Зря вместо этой инициативы не уехал в деревню Калиново, да и жить там тихо! Но, нет. В те краткие минуты счастья («догнать и перегнать» он приравнивает именно к счастью), усёк: может более гладко говорить с трибун, не как этот Егор. Тот глупо добавляет «понимашь», а он будет говорить только дельное. Нет охоты пятиться на рельсы накатанные, которые ведут в тупик.
Лёг на диван, звездочка в окне, ветер стих. Но мороз окреп. Радио передало: в Надеждинске минус двадцать. Тогда в Улыме всех двадцать пять.
Глава вторая
…Человека заметили. Он стоял между бетонными складами, но не на земле, а, будто над землёй.
Кран несёт кругляк на открытую платформу вагона,
День на исходе. Ругнув не в меру выпитое импортное пиво, перед уборной, деревянным домиком, выбеленным белым (входить в него вечером небезопасно для обуви), он опять в уме умножает кубы брёвен, но вдруг видит: неподалёку у пакгаузов что-то темнеет. Днём не было. Это напугало Лёвку: новые кубы не умножил (дообеденные – успел).
Он трогает ботинком ледяную корку сугроба, она скрипит, как фольга. Звук предупредил: туда не надо. И тут кран гудит коротко, игриво – шутка крановщика. Лёвка вздрагивает. Обратно – бегом.
Его напарник, дядька непонятных лет, в молодые годы немало скитался по таким предприятиям. В Улыме женат и года три – никуда, только на отдых в деревню. Пиво импортное он не пьёт, но многовато пьёт водки. Этот Кузьмич (на работе, как стекло) в ответ на нервный доклад молодого коллеги:
– Идём, гляну.
Мах рукой в небо крановщику, удивлённому у себя на верху: стропали у пакгаузов, глядят в проход между ними.

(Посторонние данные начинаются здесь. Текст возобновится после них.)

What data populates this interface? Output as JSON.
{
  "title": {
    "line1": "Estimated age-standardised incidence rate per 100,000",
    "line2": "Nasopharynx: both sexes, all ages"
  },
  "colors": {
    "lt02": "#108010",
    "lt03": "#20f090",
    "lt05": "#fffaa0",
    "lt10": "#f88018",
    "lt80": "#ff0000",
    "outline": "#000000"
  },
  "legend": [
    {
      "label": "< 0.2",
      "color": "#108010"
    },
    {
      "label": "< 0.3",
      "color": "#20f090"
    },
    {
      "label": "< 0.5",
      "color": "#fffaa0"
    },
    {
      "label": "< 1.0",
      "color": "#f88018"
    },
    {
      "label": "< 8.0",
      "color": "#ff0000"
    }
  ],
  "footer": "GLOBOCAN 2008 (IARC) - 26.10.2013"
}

– Это удавленник, – опытный Кузьмич добавляет длинное, плохо переводимое с матерного. – Один в том году на улице Молодёжной в дровнике. А чё ты хочешь, – вывод без особой логики: – народ в Улыме – сгонщина.
Парень недоумевает:
– Какое горе надо иметь, чтоб на такое пойти!
Воспитание собригадника (Шрамков)
Утро яркое. Огненный неприветливый восход на окнах, будто внутри домов пожар.
В конторе у коммутатора – недолго. Кто-то, какая-то дама, назвавшись дежурным врачом, выкрикивает в телефон: «У Шураковой, Шрамковой (не в миг исправилась) операция прошла нормально. Она в реанимации, приехать можно в воскресенье». «Операция», «реанимация», – пугают термины. Но, немного подумав, обрадовался.
Автобус под парами, собригадников в два раза больше.
Тайга в холодном багровом свечении. Будто в чаще – громадный костёр.
Только добрались, Позднышев – на бортовой:
– Как трактор, Иван?
– Вроде, бегает…
Микулов пьёт холодную воду из ведра. Его руки вибрируют не от холода. Все, кто в вагончике, невольно наблюдают, как прыгает ковшик в руке Ивана, как его зубы выбивают дробь о цинковые края.
Мастер обратился к Луканину:
– Алексей Родионович, я и в обед буду. – Луканин с важностью дадакает. А тот, нырнув в кабину, под включённый мотор: – Директор велит вам уделять внимание!